JAKARTA, Pilarnesia.com — Badan Pusat Statistik (BPS) mencatat sektor transportasi dan pergudangan masih menjadi sumber kontraksi tertinggi yang menjadi pemicu RI terjerat resesi ekonomi pada kuartal III 2020. Hal ini jika dilihat berdasarkan lapangan usaha.
Kepala BPS Suhariyanto memaparkan sektor transportasi dan pergudangan pada kuartal III 2020 minus 16,7 persen. Angkanya berbanding terbalik dengan realisasi kuartal III 2019 yang tumbuh sebesar 6,66 persen.
Kendati masih minus, Suhariyanto mengklaim posisinya tetap lebih baik dibandingkan dengan kuartal II 2020. Saat itu, sektor transportasi dan pergudangan minus hingga 30,8 persen.
“Sektor transportasi kontraksinya tidak sedalam kuartal II 2020. Kalau menurut sub sektor yang alami penurunan masih dalam adalah angkutan udara,” ucap Suhariyanto dalam konferensi pers secara virtual, Kamis (5/11).
Suhariyanto merinci sub sektor transportasi dan pergudangan yang tercatat minus paling parah adalah angkutan udara sebesar 63,88 persen. Lalu, angkutan rel minus 51,11 persen, pergudangan dan jasa penunjang angkutan, pos, dan kurir minus 17,57 persen, angkutan sungai danau dan penyeberangan minus 13,51 persen, angkutan laut minus 5,27 persen, serta angkutan darat minus 5,03 persen.

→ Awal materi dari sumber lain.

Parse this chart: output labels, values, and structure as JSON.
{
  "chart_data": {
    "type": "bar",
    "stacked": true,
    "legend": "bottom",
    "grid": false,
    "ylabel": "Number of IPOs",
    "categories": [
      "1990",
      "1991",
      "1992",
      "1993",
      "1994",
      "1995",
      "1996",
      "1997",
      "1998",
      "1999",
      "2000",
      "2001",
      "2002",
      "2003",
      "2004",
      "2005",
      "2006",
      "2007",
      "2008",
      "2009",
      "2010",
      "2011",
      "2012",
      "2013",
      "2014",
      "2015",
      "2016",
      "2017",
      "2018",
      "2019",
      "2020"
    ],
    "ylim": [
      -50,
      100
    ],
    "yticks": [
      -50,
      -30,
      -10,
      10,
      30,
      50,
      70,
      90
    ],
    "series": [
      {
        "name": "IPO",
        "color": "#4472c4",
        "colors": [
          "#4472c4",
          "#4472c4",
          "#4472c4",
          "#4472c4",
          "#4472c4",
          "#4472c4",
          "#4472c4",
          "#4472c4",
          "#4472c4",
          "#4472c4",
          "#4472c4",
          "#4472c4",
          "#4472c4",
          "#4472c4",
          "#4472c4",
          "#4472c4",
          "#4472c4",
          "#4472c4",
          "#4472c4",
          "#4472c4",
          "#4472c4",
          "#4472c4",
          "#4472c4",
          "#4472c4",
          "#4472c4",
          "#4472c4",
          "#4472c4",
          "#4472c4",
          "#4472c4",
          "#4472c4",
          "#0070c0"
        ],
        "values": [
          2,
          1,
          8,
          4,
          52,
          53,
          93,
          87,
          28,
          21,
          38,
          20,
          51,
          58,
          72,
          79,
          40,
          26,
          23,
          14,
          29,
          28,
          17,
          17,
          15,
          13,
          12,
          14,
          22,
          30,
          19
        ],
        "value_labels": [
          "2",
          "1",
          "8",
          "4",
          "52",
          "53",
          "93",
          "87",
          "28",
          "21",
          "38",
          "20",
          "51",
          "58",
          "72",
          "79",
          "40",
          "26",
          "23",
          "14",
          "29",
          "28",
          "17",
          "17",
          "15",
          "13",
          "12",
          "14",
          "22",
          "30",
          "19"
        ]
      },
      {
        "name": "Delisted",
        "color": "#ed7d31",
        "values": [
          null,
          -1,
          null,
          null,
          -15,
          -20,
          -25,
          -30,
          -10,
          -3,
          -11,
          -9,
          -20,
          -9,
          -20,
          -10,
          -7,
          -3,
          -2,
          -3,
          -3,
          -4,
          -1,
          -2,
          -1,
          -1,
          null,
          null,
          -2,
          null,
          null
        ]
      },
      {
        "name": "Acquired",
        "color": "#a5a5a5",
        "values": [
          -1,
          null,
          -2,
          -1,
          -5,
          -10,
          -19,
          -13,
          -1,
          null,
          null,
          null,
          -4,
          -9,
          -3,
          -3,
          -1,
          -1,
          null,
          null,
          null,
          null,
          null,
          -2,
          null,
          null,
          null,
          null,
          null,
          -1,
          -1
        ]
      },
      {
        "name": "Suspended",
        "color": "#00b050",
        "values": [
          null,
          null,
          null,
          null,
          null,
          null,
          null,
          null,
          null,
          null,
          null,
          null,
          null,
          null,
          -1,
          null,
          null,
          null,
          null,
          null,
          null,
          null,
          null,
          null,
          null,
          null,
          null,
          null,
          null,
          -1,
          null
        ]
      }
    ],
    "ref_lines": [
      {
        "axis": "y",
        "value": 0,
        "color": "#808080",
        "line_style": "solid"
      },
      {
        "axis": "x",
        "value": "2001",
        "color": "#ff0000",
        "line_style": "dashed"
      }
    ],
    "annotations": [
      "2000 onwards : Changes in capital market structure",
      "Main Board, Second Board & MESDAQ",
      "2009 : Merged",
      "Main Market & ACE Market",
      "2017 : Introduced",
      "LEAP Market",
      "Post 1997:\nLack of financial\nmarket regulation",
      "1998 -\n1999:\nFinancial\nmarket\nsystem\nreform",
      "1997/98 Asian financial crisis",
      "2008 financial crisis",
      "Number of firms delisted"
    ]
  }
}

Lebih lanjut Suhariyanto menjelaskan lapangan usaha lainnya yang terkontraksi pada kuartal III 2020 ini adalah akomodasi dan makan minum (mamin) yang minus 11.86 persen, jasa lainnya minus 5,55 persen, jasa perusahaan minus 7,61 persen, serta pengadaan listrik dan gas minus 2,44 persen.
Lalu, industri minus 4,31 persen, perdagangan minus 5,03 persen, konstruksi minus 4,52 persen, pertambangan minus 4,28 persen, dan jasa keuangan minus 0,95 persen.
Sementara, terdapat 7 lapangan usaha yang tercatat tumbuh positif. Beberapa sektor lapangan usaha, antara lain infokom yang tumbuh 10,61 persen, pertanian tumbuh 2,15 persen, pengadaan air tumbuh 6,04 persen, jasa kesehatan tumbuh 15,33 persen, real estate tumbuh 1,98 persen, jasa pendidikan tumbuh 2,44 persen, dan administrasi pemerintahan tumbuh 1,86 persen.
“Jadi 10 sektor terkontraksi, tapi tidak sedalam kuartal II 2020, dan masih ada sektor yang tumbuh. Ada 7 sektor tumbuh positif,” tutur Suhariyanto.
Secara keseluruhan, ekonomi Indonesia minus 3,49 persen pada kuartal III 2020 secara tahunan. Dengan demikian, Indonesia resmi memasuki resesi ekonomi setelah sebelumnya pertumbuhan ekonomi juga minus 5,32 persen pada kuartal II 2020.
Sebuah negara dinyatakan mengalami resesi ekonomi jika mengalami kontraksi pertumbuhan ekonomi selama dua kuartal berturut-turut.